Alleen als ze erg arm was of een
behoeftige weduwe kunnen we heel goed haar koortsachtige angst over het verlies
van het tiende deel van haar bezit begrijpen. Het vertegenwoordigde tenslotte
toch een dagloon. Maar als we eraan denken dat het Griekse munten waren, die
haar eigen bijzondere schat vertegenwoordigden, dan kunnen we gemakkelijk haar
ijverig zoeken bij kaarslicht naar het verloren stuk en de terugvinding begrijpen.
Door het vinden van het verloren stuk, was de verzameling munten weer compleet.

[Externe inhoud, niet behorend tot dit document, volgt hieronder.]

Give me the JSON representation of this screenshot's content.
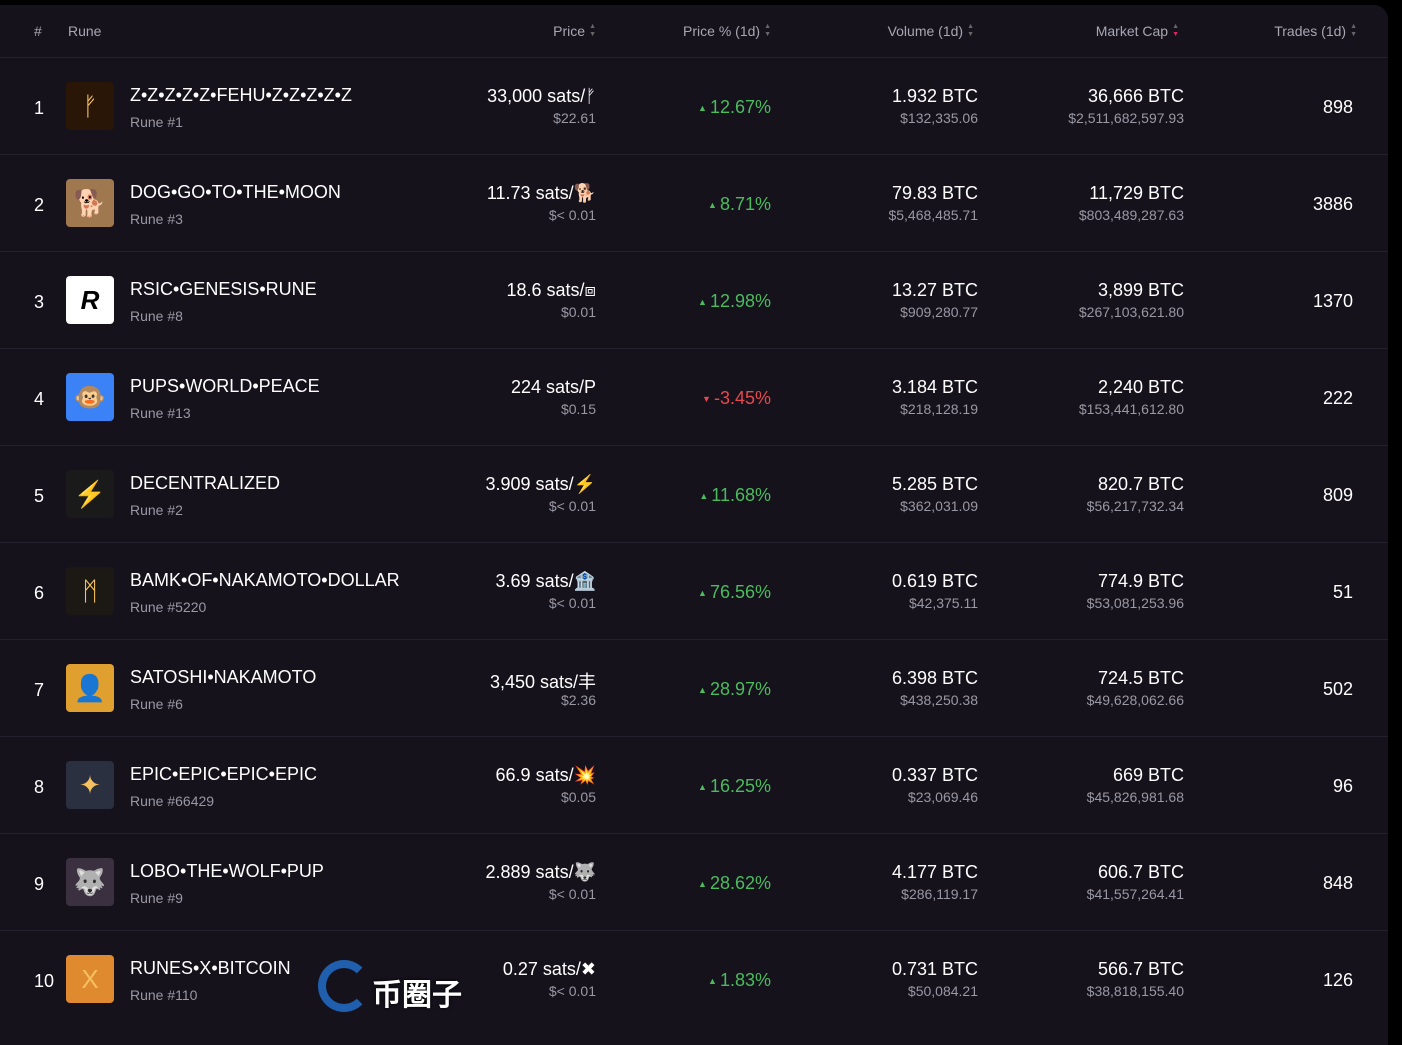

Of de tien stukken een erfstuk of een huwelijksgeschenk waren is niet bekend,
maar we moeten het bijzonder kenmerk van de gelijkenis niet missen, die heel
zeker is, namelijk: dat de verloren drachme een bijzonder waarde had in de ogen
van de vrouw. Zo'n waarde dat ze haar vriendinnen en buren roept en zegt: "Weest
blij met mij, want ik heb de drachme gevonden die ik had verloren."

Uitleg
Als profetisch voorbeeld waarin
de vrouw die over haar zilveren bezit moet waken, is het beeld van de Kerk, de
Bruid van Christus. Jezus heeft de heerlijkheid van Zijn Vader verlaten om Zich
een Bruid te kiezen op de aarde. De vrouw, de Kerk van de eerste eeuw, bezat
een rijkdom aan hemelse schatten met zijn apostelen, profeten, evangelisten en
herders en leraars en al de gaven van de Heilige Geest. De vrouw de Kerk - moest
over al deze geestelijke gaven zeer zorgvuldig waken, met veel trouw en veel
wijsheid, om deze gaven te behouden. Hierin ligt een waarschuwing waaruit
blijkt hoe gemakkelijk een deel der gaven verloren kan gaan, en, heeft de Kerk
in de loop der eeuwen niet ontzettend veel verloren? Ja, bijna alles! Apostel
Paulus waarschuwde de Kerk reeds hiervoor: "blust de geest niet
uit,veracht de profetieën niet."
De Staat heeft zijn intrede gedaan in de Kerk, en zo ontstond er een
huwelijk waardoor het vertrouwen op de Heer hoe langer hoe minder werd. Dit huwelijk
tussen Kerk en Staat had nooit gesloten mogen worden. Zolang de Kerk werd
vervolgd, was het geloof in Christus heel sterk,maar toen zij in de armen van
aardse mannen viel, vergat de Kerk haar roeping. Haar liefde en geloof werden
minder en de gaven van de Heilige Geest werden uitgeblust. Onmerkbaar ging al
het schone dus verloren en men raakte aan deze nieuwe toestand gewoon. De afbrokkeling
is steeds verder blijven toenemen. Het laatste Vaticaans Concilie, het
modernisme, relativisme en nog ketterijen zijn blijven woekeren als een
zwerende wonde. Tot we nu de wankele toestand van de Kerk kennen: de voeten
zijn gewillig, maar het hoofd is wankel.
Binnenkort zal met de Waarschuwing het licht aanstoken worden over de hele
wereld. De verspreiding van Jezus en Zijn boodschap tot in de uithoeken van de
wereld. Niemand zal kunnen ontkennen dat God niet bestaat en dat Jezus, als
Tweede Persoon van de Drie-eenheid, niet de Verlosser is van de mensheid. De
zoektocht naar de verloren drachme zal aangewakkerd worden. Deze eerste stap is
echter alléén niet voldoende, want daarna keert zij het huis met de bezem om,
net zolang totdat zij het verlorene heeft teruggevonden. De Kerk zal grondig
worden gezuiverd en de verloren drachme als gaven van de H. Geest zullen worden
teruggevonden. Het moet leiden tot de nieuwe Restkerk, waar Jezus bij Zijn
Tweede Komst over zal heersen.
De H. Geest, die bij het doopsel
aanwezig is, is de grote schat die nodig is om te behoren bij hen die straks
als de vrouw van het Lam op de geestelijke berg Sion zullen staan. Iedere mens
zal dan terug een tempel zijn van de H. Geest.